Step 2: Initial Ultrasound Survey with Anesthetic
Starting in short axis orientation (probe parallel with the spine), the
axillary vein and artery can be identified as the probe is slid closer
to the clavicle. Depth and gain should be adjusted appropriately by an
assistant to optimize visualization. The vein is more anterior (i.e.,
closer to the probe) and caudal (closer to the feet) than the artery,
collapsible with light pressure, and can sometimes contain valves that
are visible on ultrasound. In addition, if the arm IV has saline flush
infusing to keep the line open, saline bubbles can usually be visualized
flowing centrally on ultrasound.
Once the vein is identified near the clavicular shadow, the probe should
be turned 90 degrees clockwise to view it in long axis. Structures
visible in this view should be the clavicular shadow superficially (top
of the ultrasound screen), the medial axillary vein in long axis running
across the length of the screen, and the shadow of the first rib
posterior to the vein (bottom portion of the ultrasound screen).

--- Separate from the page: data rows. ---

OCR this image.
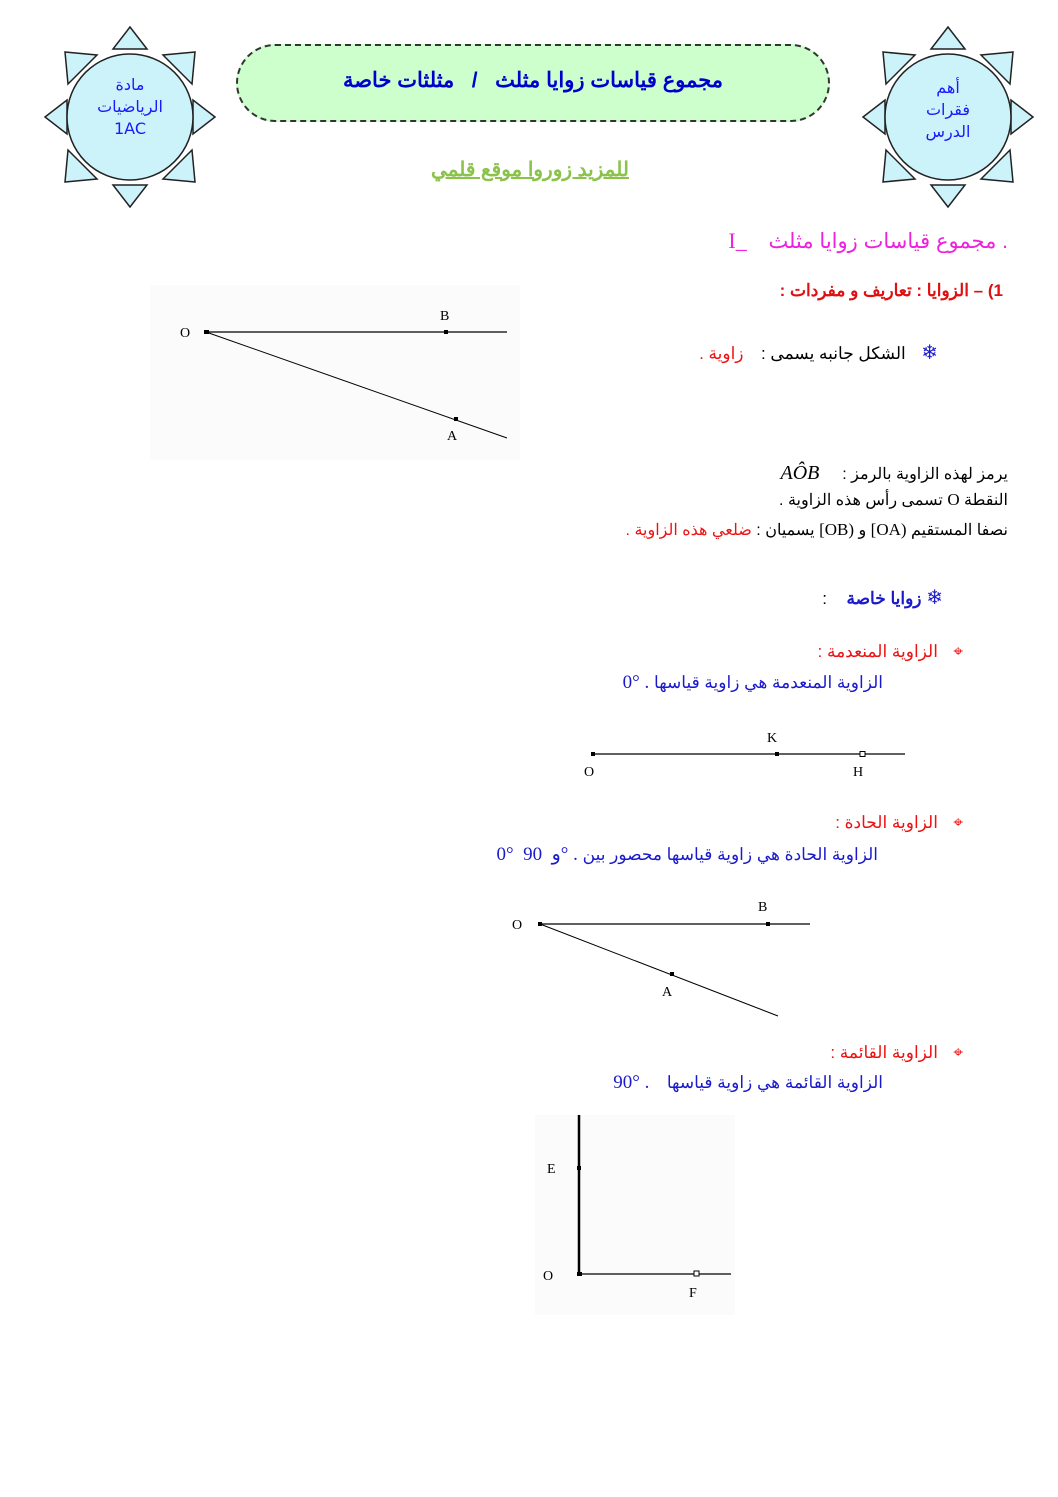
مادة
الرياضيات
1AC
أهم
فقرات
الدرس
مجموع قياسات زوايا مثلث   /   مثلثات خاصة
للمزيد زوروا موقع قلمي
I_ مجموع قياسات زوايا مثلث .
1) – الزوايا : تعاريف و مفردات :
O
B
A
❄  الشكل جانبه يسمى :  زاوية .
يرمز لهذه الزاوية بالرمز :  AÔB
النقطة O تسمى رأس هذه الزاوية .
نصفا المستقيم [OA) و [OB) يسميان : ضلعي هذه الزاوية .
❄ زوايا خاصة  :
⌖  الزاوية المنعدمة :
الزاوية المنعدمة هي زاوية قياسها 0° .
O
K
H
⌖  الزاوية الحادة :
الزاوية الحادة هي زاوية قياسها محصور بين 0°  و  90° .
O
B
A
⌖  الزاوية القائمة :
الزاوية القائمة هي زاوية قياسها  90° .
E
O
F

Frequently, the cephalic vein can be visualized inserting into the
axillary vein. Long axis view allows the operator to choose whether to
enter the axillary vein medial or lateral to this intersection.
Administration of subcutaneous anesthetic with a 22-gauge needle during
long axis ultrasound imaging allows the operator a preview of the angle
of the needle course that will be needed. This is also a good time to
anesthetize the future incision line, which should be medial and a few
millimeters inferior to the skin access points (Video 2).
Step 3: Ultrasound Guided Access
After the skin has been adequately anesthetized, the access needle can
now be introduced under long axis visualization with the bevel of the
needle facing up at an angle of 45 degrees or less from the surface of
the vein to ensure a smooth angle of insertion. The operator should
focus on finding the tip of the needle on the ultrasound screen before
advancing it past the initial first 5 millimeters under the skin. If the
needle tip is not visualized, the needle should not be advanced.
Instead, the operator must tilt the ultrasound probe and/or tilt the
needle from side to side until it is found.
After identifying the needle tip, it should be slowly advanced towards
the front wall of the axillary vein until tenting of the wall is
encountered. Most operators at this point are taught to perform jabbing
motions with backwards suction on the syringe to puncture the front
wall. However, this type of aggressive motion can lead to inadvertent
backwall punctures, which in turn could lead to arterial injury or
pleural injury. Instead, once maximal tenting is achieved, a quick
back-and-forth twisting motion of the access needle will facilitate a
clean entry into the vein by taking advantage of the sharp edges of the
bevel that will cut into the vein.
Sometimes the operator will find that the needle will tend to slide
across the surface of the vein and not enter it. An advanced technique
tip here would be to withdraw the needle slightly, then dip the tip of
the needle to almost a 90 degree angle in relation to the anterior vein
wall surface to try to catch the vein wall on the tip of the needle.
When the anterior wall is caught on the tip of the needle, flattening
out the needle back to a less than 45 degree angle combined with the
twisting motion should result in a swift entry of the needle into the
vein. The needle position inside the vein can either be verified by
direct visualization on ultrasound or by aspiration of blood into the
syringe.
A standard J-wire can now be advanced into the axillary vein either by
feel or under direct ultrasound visualization. If this is a left
infraclavicular approach, it is highly recommended to perform a quick
fluoroscopic visualization of the wire at this point to ensure a normal
course of the wire to the subclavian vein, brachiocephalic vein, and
then superior vena cava. This will facilitate identification of a
persistent left superior vena cava, in which case the operator now has
the choice to either continue on with the implant or abandon the left
sided approach and switch over to a right infraclavicular approach. A
second and third access (depending on type of CIED) may now be obtained
by the same technique with the needle puncturing the skin 1-2
millimeters lateral or medial to the first wire entry point (Video 3).
Step 4: Pocket Incision
The lateral border of the pocket incision should be 3-5 millimeters just
inferior to the skin insertion points of the wires. Thus, the incision
should be started about 4-6 centimeters (depending on the size of the
CIED device) medial to this point on a horizontal line. Once the
incision is taken down to the pre-pectoral fascia layer and the
subcutaneous pocket is created through blunt dissection inferiorly and
slightly superiorly, the operator will find that the wire will be
located at the mid portion or slightly medial portion of the superior
lip of the pocket. This position allows for the CIED leads enter nicely
into the pocket and coil from there in a clockwise fashion (Video 4).